O resto da tarde passou-se em uma alternância cuidadosa. Oscar tornou-se o mestre do equilíbrio. Quando Alex precisava de atenção, ele dava, mas sempre mantendo um vínculo físico ou visual com Anna. Ele descobriu que não precisava deixar de ser o herói de Alex para ser o porto seguro de Anna; ele só precisava ser o âncora que mantinha os dois barcos estáveis, cada um em sua própria corrente.
Ao final do dia, o palácio de areia estava magnífico. Tinha torres, pontes e um jardim de conchas que Anna guardava com orgulho. Alex, exausto de tanto nadar e correr, acabou sentando-se calmamente ao lado da irmã, observando o trabalho final.
— Ficou bonito, Anna — admitiu o menino, a voz sonolenta. — Parece o castelo daquele filme que você gosta.
— Obrigada, Alex — respondeu ela, e, em um gesto raro de afeto espontâneo, encostou a cabeça no ombro do irmão. — Você ajudou bem com as paredes. Elas não caíram.
Oscar e Lily, sentados um pouco atrás, observavam a cena em silêncio. Lily encostou a cabeça no ombro de Oscar, e ele a envolveu com o braço, sentindo uma paz que nenhuma vitória em Mônaco ou Silverstone jamais lhe proporcionara.
— Você conseguiu, Oscar — sussurrou Lily. — Eles se acharam. E acharam você.
— Eu ainda estou aprendendo o traçado dessa pista, Lily — respondeu ele, beijando o topo da cabeça da esposa. — Mas acho que finalmente entendi que não preciso ser o piloto mais rápido aqui. Só preciso ser o que nunca sai do lado deles.
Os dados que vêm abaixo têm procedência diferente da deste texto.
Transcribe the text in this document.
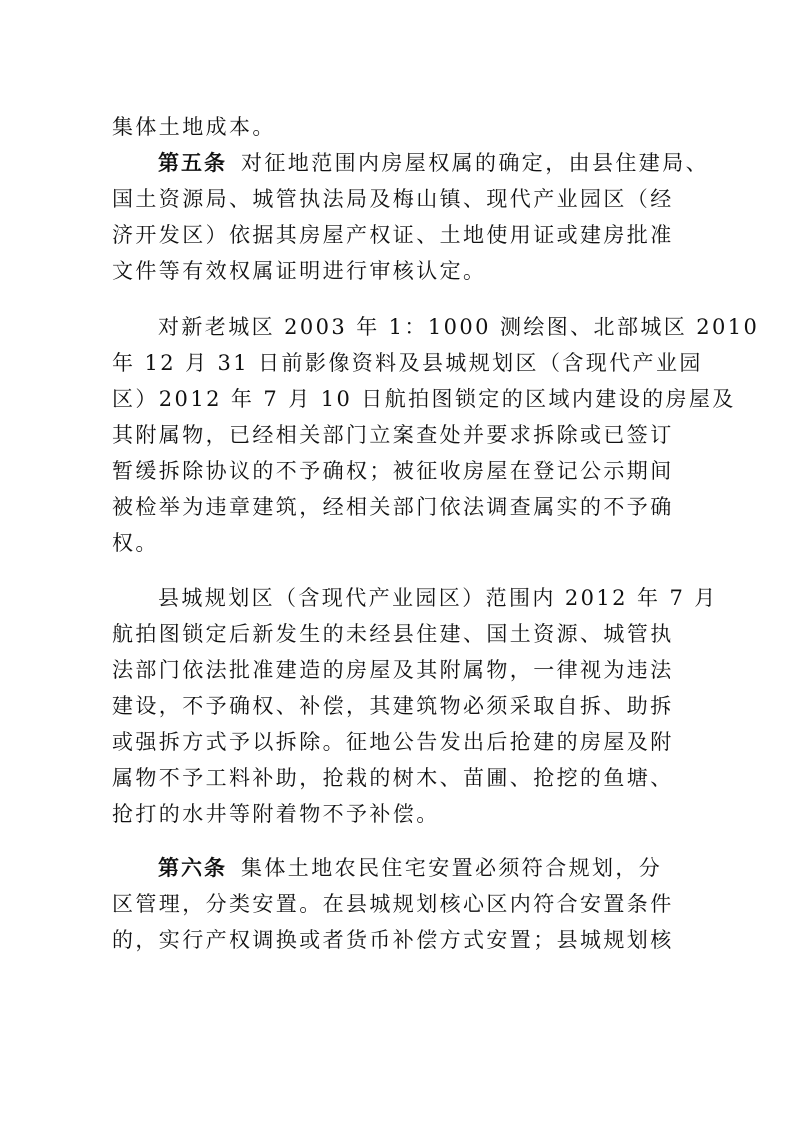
集体土地成本。
第五条 对征地范围内房屋权属的确定，由县住建局、
国土资源局、城管执法局及梅山镇、现代产业园区（经
济开发区）依据其房屋产权证、土地使用证或建房批准
文件等有效权属证明进行审核认定。
对新老城区 2003 年 1：1000 测绘图、北部城区 2010
年 12 月 31 日前影像资料及县城规划区（含现代产业园
区）2012 年 7 月 10 日航拍图锁定的区域内建设的房屋及
其附属物，已经相关部门立案查处并要求拆除或已签订
暂缓拆除协议的不予确权；被征收房屋在登记公示期间
被检举为违章建筑，经相关部门依法调查属实的不予确
权。
县城规划区（含现代产业园区）范围内 2012 年 7 月
航拍图锁定后新发生的未经县住建、国土资源、城管执
法部门依法批准建造的房屋及其附属物，一律视为违法
建设，不予确权、补偿，其建筑物必须采取自拆、助拆
或强拆方式予以拆除。征地公告发出后抢建的房屋及附
属物不予工料补助，抢栽的树木、苗圃、抢挖的鱼塘、
抢打的水井等附着物不予补偿。
第六条 集体土地农民住宅安置必须符合规划，分
区管理，分类安置。在县城规划核心区内符合安置条件
的，实行产权调换或者货币补偿方式安置；县城规划核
À medida que o sol começava a se pôr, pintando o céu de tons de laranja e roxo, a família Piastri permaneceu na areia. Alex e Anna começaram a brincar de "esconder tesouros" nos buracos que haviam cavado, as briguinhas agora transformadas em cochichos e risadas cúmplices.
Oscar observava os filhos, sentindo que, embora sua carreira o levasse a viajar pelo mundo a velocidades alucinantes, seu verdadeiro destino sempre seria aquele pedaço de areia, aquele círculo de amor e aquelas duas crianças que o viam como o centro de seu universo.
— Papai! — chamou Anna, levantando-se e correndo para os braços dele.
Oscar a pegou no colo, sentindo o corpo pequeno e frágil, mas cheio de uma confiança renovada.
— Sim, minha princesa?
— Amanhã a gente pode fazer um castelo ainda maior?
Oscar olhou para Alex, que já corria em direção a eles, e depois para Lily, cujo sorriso era o seu maior prêmio.
— Amanhã, Anna, nós podemos construir o que você quiser. E o Alex pode ser o nosso batedor oficial de novo.
— Eba! — gritou Alex, abraçando as pernas de Oscar.
Naquele momento, sob o céu da Grécia, Oscar Piastri compreendeu que a vida não era sobre quem cruzava a linha de chegada primeiro. Era sobre garantir que todos da sua equipe chegassem juntos, seguros e amados. Ele era o piloto de Alex, o ídolo que inspirava velocidade e coragem; mas, acima de tudo, ele era o porto seguro de Anna, o homem que sabia que, às vezes, o maior ato de bravura era simplesmente sentar na areia e esperar o tempo das sereias.
A família caminhou de volta para a vila, as sombras longas projetando-se sobre a areia. Oscar carregava Anna em um braço e Alex no outro, enquanto Lily caminhava ao seu lado, segurando as mãos dos filhos que balançavam no ar. A insegurança de Anna não havia desaparecido por completo — cicatrizes emocionais levam tempo para curar —, mas a fundação do seu castelo interno estava agora muito mais sólida.
E, para Oscar, aquela era a pole position mais importante de sua vida.